Every Time We Say Goodbye verse付き
- 作曲: PORTER COLE

Every Time We Say Goodbye verse付き - 楽譜サンプル
Every Time We Say Goodbye verse付き|楽曲の特徴と歴史
基本情報
本曲は、Cole Porterが1944年のブロードウェイ・レビュー「Seven Lively Arts」のために作詞作曲したバラード。32小節AABA形式のコーラスに、序唱としてのヴァース(イントロ)が付く構成が本来形。演奏現場ではヴァースを省略する版も多いが、verse付きでは物語性が一層明確になる。別れの瞬間を静謐に見つめる内容で、ジャズ/ポピュラー双方のレパートリーとして定着している。
音楽的特徴と演奏スタイル
旋律はシンプルで可憐だが、和声は巧緻。コーラス中盤で長調から短調へ移る瞬間は、別れの痛みを音で具現化する設計で、歌詞内容と見事に一致する。テンポはバラード〜ミディアムの自在な揺れが合い、ヴォーカルはルバートの序奏から入る演出が定番。verse付きでは語り口のような抑制からコーラスへ橋渡しされ、情感の振幅が増す。ジャズではピアノと歌のデュオ、あるいはサックスの歌唱的フレージングが映え、繊細なダイナミクス運用が鍵となる。
歴史的背景
第二次大戦下の1944年に初出。レビュー作品の中で、華やかなナンバーの合間に置かれた内省的バラードとして機能した。初演の歌手名や初演時の具体的演出は情報不明だが、上演後まもなく楽曲単体で広く歌われ、ダンスホールやラジオを通じて普及。
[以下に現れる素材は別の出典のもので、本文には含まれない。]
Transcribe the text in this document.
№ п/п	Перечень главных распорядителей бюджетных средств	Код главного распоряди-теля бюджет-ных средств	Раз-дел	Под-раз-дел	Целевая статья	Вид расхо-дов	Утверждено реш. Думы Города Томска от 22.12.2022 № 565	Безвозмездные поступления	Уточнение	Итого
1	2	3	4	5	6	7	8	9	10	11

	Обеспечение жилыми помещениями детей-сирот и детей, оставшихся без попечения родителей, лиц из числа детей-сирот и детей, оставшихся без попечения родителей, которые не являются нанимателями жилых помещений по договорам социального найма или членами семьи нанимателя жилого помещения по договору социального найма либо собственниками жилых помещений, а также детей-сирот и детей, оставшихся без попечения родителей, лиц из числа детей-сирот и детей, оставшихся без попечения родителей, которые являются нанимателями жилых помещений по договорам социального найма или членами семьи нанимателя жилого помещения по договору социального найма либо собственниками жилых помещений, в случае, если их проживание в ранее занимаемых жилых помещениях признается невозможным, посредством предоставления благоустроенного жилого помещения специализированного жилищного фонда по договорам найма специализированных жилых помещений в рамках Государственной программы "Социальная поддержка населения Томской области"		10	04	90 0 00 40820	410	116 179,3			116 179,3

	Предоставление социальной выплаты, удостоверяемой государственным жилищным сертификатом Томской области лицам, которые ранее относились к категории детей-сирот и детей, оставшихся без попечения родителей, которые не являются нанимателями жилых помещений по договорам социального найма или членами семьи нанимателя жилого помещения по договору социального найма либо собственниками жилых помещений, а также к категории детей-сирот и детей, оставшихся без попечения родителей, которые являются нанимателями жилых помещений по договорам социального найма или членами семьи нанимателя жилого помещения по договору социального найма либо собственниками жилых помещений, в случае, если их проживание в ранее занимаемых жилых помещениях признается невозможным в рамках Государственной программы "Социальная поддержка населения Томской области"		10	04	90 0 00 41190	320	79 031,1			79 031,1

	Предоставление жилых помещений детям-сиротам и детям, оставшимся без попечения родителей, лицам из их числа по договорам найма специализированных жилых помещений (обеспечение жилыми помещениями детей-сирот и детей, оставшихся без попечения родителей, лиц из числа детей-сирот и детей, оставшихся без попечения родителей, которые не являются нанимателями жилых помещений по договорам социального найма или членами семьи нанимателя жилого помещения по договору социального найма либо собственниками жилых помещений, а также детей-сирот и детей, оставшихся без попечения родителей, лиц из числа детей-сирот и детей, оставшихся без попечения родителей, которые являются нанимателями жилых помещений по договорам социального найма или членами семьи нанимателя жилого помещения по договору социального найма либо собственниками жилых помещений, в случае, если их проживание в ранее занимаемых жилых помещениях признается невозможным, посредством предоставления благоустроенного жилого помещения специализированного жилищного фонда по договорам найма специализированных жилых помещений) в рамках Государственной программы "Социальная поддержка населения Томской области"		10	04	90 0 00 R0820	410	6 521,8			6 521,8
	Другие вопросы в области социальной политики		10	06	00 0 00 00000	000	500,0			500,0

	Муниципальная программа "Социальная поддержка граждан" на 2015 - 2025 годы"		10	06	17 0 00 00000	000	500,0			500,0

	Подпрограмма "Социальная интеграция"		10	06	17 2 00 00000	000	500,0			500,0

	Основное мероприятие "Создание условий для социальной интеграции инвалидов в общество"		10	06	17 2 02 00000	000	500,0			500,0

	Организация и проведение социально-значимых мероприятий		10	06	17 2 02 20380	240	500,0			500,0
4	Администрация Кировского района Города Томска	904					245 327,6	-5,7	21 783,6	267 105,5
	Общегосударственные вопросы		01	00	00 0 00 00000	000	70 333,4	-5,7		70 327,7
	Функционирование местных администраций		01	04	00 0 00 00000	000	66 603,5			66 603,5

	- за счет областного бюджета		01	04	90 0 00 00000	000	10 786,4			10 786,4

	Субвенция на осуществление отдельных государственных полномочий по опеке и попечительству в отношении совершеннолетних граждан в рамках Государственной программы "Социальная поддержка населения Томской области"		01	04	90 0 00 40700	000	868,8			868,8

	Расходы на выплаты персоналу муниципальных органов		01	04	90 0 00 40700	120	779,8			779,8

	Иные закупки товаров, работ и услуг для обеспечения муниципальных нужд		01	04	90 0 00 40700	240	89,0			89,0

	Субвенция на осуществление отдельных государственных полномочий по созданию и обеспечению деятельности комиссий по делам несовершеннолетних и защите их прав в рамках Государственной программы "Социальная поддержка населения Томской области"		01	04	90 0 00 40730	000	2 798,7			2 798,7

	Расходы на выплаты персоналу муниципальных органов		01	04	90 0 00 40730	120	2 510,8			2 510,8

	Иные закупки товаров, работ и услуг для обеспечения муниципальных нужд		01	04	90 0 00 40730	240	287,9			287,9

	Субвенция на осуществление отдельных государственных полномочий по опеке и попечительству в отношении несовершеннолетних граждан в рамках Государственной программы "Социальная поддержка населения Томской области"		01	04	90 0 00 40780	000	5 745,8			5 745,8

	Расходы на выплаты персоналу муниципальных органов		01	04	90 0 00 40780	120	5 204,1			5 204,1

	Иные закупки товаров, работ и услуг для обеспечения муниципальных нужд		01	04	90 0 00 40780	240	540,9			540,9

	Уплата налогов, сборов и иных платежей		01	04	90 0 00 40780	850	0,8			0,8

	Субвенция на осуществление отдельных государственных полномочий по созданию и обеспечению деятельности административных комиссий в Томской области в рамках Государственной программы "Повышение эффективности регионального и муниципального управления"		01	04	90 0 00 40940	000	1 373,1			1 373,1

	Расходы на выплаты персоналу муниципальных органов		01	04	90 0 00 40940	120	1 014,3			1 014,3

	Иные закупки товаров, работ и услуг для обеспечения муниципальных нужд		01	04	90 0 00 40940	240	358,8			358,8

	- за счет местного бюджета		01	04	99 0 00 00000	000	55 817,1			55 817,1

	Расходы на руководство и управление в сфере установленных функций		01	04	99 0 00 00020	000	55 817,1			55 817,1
ポーター晩年の抒情性と機知を兼ね備えた代表作として、戦後のアメリカン・ソングブック・レパートリーに組み込まれていく。
有名な演奏・録音
代表格はエラ・フィッツジェラルドの「Cole Porter Song Book」(1956)。端正な解釈で歌詞と和声の連携を際立たせた。インストではジョン・コルトレーンが「My Favorite Things」(1961)で抒情的に再解釈し、スタンダード化を決定づける一因となった。ほかにもサラ・ヴォーン、アニー・レノックスなど多様なアーティストが取り上げ、時代やジャンルを横断して親しまれている。
現代における評価と影響
現在もセッションやレッスンの定番課題。ヴァースから歌うか否か、調性転換のニュアンスをどう描くかが表現の肝となり、編曲家にとっても配列の妙を学べる教材である。映画やドラマでの使用状況は網羅的には情報不明だが、別れの情景を象徴する楽曲として重用されることが多く、ライブでも静かなハイライトを作る曲として選ばれる。
まとめ
洗練された旋律と意味深い和声、そしてヴァースが導く語り。『Every Time We Say Goodbye』は、歌詞と音楽の統合美で今も第一線にあるジャズ・スタンダードだ。verse付きで味わうことで、別れの情感がより立体的に浮かび上がる。